A few days ago I was so lucky to get some time on the phone with Ms Kate. It had been a few days since our last session, and she'd been fairly lenient on me. (There were some good reasons for this, and I appreciate her sympathy.)
In what is starting to become a trend in my training, Kate gave me a list of items to bring to our session. A list that didn't make any sense to me. I went to my quiet place, got all comfy in my normal call attire (birthday suit) and dialed. Ms Ally, always a pleasure to talk to, said Kate was on a call and I asked for a call back. I relaxed on my couch and tried to breathe, closed my eyes and waited for the call.
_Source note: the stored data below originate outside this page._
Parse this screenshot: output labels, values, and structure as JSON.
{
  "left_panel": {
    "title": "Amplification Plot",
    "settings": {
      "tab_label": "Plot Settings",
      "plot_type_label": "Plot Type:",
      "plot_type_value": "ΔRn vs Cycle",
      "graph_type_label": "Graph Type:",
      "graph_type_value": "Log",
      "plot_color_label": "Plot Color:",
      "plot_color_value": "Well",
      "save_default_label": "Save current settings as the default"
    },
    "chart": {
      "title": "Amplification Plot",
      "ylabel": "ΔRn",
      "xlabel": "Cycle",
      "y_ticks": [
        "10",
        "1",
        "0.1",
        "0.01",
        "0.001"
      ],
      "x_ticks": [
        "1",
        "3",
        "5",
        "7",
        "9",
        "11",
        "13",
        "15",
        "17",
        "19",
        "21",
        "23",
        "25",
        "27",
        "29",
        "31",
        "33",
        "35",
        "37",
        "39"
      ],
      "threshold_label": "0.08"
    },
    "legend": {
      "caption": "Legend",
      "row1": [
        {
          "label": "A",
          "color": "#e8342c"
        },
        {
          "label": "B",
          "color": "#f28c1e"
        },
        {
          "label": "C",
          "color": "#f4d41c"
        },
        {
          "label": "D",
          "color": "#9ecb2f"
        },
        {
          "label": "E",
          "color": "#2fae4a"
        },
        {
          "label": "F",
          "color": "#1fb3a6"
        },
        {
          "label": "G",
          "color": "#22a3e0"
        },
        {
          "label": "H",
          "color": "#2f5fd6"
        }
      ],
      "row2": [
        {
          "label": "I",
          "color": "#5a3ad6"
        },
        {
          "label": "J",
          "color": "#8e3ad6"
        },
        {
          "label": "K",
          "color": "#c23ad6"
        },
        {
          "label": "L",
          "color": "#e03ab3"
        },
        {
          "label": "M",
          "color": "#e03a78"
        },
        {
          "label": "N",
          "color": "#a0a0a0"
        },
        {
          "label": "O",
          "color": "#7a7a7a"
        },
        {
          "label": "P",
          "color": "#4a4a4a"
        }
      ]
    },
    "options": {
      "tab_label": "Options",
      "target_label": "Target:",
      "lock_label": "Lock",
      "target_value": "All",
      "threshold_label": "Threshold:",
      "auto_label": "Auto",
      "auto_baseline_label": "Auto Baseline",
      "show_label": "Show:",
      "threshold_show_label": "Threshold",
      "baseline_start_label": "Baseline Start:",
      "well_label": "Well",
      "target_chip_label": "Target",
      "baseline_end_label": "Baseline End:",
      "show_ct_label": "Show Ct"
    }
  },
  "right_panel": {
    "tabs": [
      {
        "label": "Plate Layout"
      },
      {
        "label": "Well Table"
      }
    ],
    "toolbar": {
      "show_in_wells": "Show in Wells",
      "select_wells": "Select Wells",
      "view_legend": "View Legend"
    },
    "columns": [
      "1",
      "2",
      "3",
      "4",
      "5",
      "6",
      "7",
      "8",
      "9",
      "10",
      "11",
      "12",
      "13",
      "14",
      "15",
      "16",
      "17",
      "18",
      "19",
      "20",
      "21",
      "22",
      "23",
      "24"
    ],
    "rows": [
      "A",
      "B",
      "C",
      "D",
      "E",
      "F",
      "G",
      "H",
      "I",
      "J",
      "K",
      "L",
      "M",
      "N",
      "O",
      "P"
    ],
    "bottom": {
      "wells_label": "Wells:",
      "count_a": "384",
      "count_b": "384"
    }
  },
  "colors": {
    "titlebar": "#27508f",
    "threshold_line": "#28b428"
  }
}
At some point, I feel into some sort of stoker hibernation, and the next thing I knew it was an hour later, I was lying there naked, and still no call. I called Ms Ally back to see if there was a problem, and there was. Apparently the computer glitched and lost my call back number. We all had a good laugh and she connected me to Ms Kate.
Well, I soon found out what my items were for, and Ms Kate, knowing that I needed to keep improving my skills, surprised me with a kind of call we had never done before. Whew! I'm not going share what she did to me, but I will tell you that I was as close to losing it on this call as I was on my first call. It was absolutely and utterly amazing!!! It was such a personal and customized thing for me, just pushed every button I'd exposed, and a few I hadn't yet. Oh, man... I think about it every time I close my eyes... The words echo through my ears all day long. You can not even imagine the place it takes me. *shivers*
What Kate is uncovering about me is that I am actually capable of taking some chances, of trying new things. She doesn't push me harder than she thinks I can handle, but she makes sure that each push moves me forward in my journey. She's showing me that I can be uninhibited and confident, and still allow someone else I trust to be at the wheel. These are all fairly new feelings for me, and it's a lot to process. I have never really let my hair down, so to speak, and I think I found the perfect person to correct that problem.
In addition to an incredible session, my homework has been kicked up a notch. I have to do something that feels very good for ten minutes every night. A new, very naughty method to get to the edge. Ten minutes isn't that long is it?
Wrong. I start out fine, can pace myself. Feel very confident, very capable. Eventually, after a long time, it starts to get difficult. Then, very quickly, it is nearly impossible to hold back. I look at the clock... Only five minutes down.
What? I'm only half way there? I have to keep going?
So I continue slow... Pumping, squeezing, breathing... Pacing myself, barely moving, determined not to break the rules but convinced I won't be able to make it. Four more minutes of thrusting and twitching and throbbing. Time slows down, it nearly stops....
Three more minutes of leaking, clenching, squirming, feeling the fluid building... My nerves tingling, the world closing in on me, the blood thumping through my torso... I think time reverses now... I grit my teeth, suppress a moan, slow down even more, pace myself... and finally...
Two more minutes.... The pressure ebbs a little, I start to think I can make it... My confidence starts to return....
One minute... And suddenly the primal force begging to be released is there... I can't make it! I'm going to lose it... There's no way to go slower, I am barely moving already.... Thirty seconds... A groan escapes my lips... My breath is so shallow... Even trying to stop pumping my hips doesn't work.... I look at the clock....
...and I've made it.
Whew... I'm fine now.
P.S. What an adventure! Thank you, Kate! You are the best!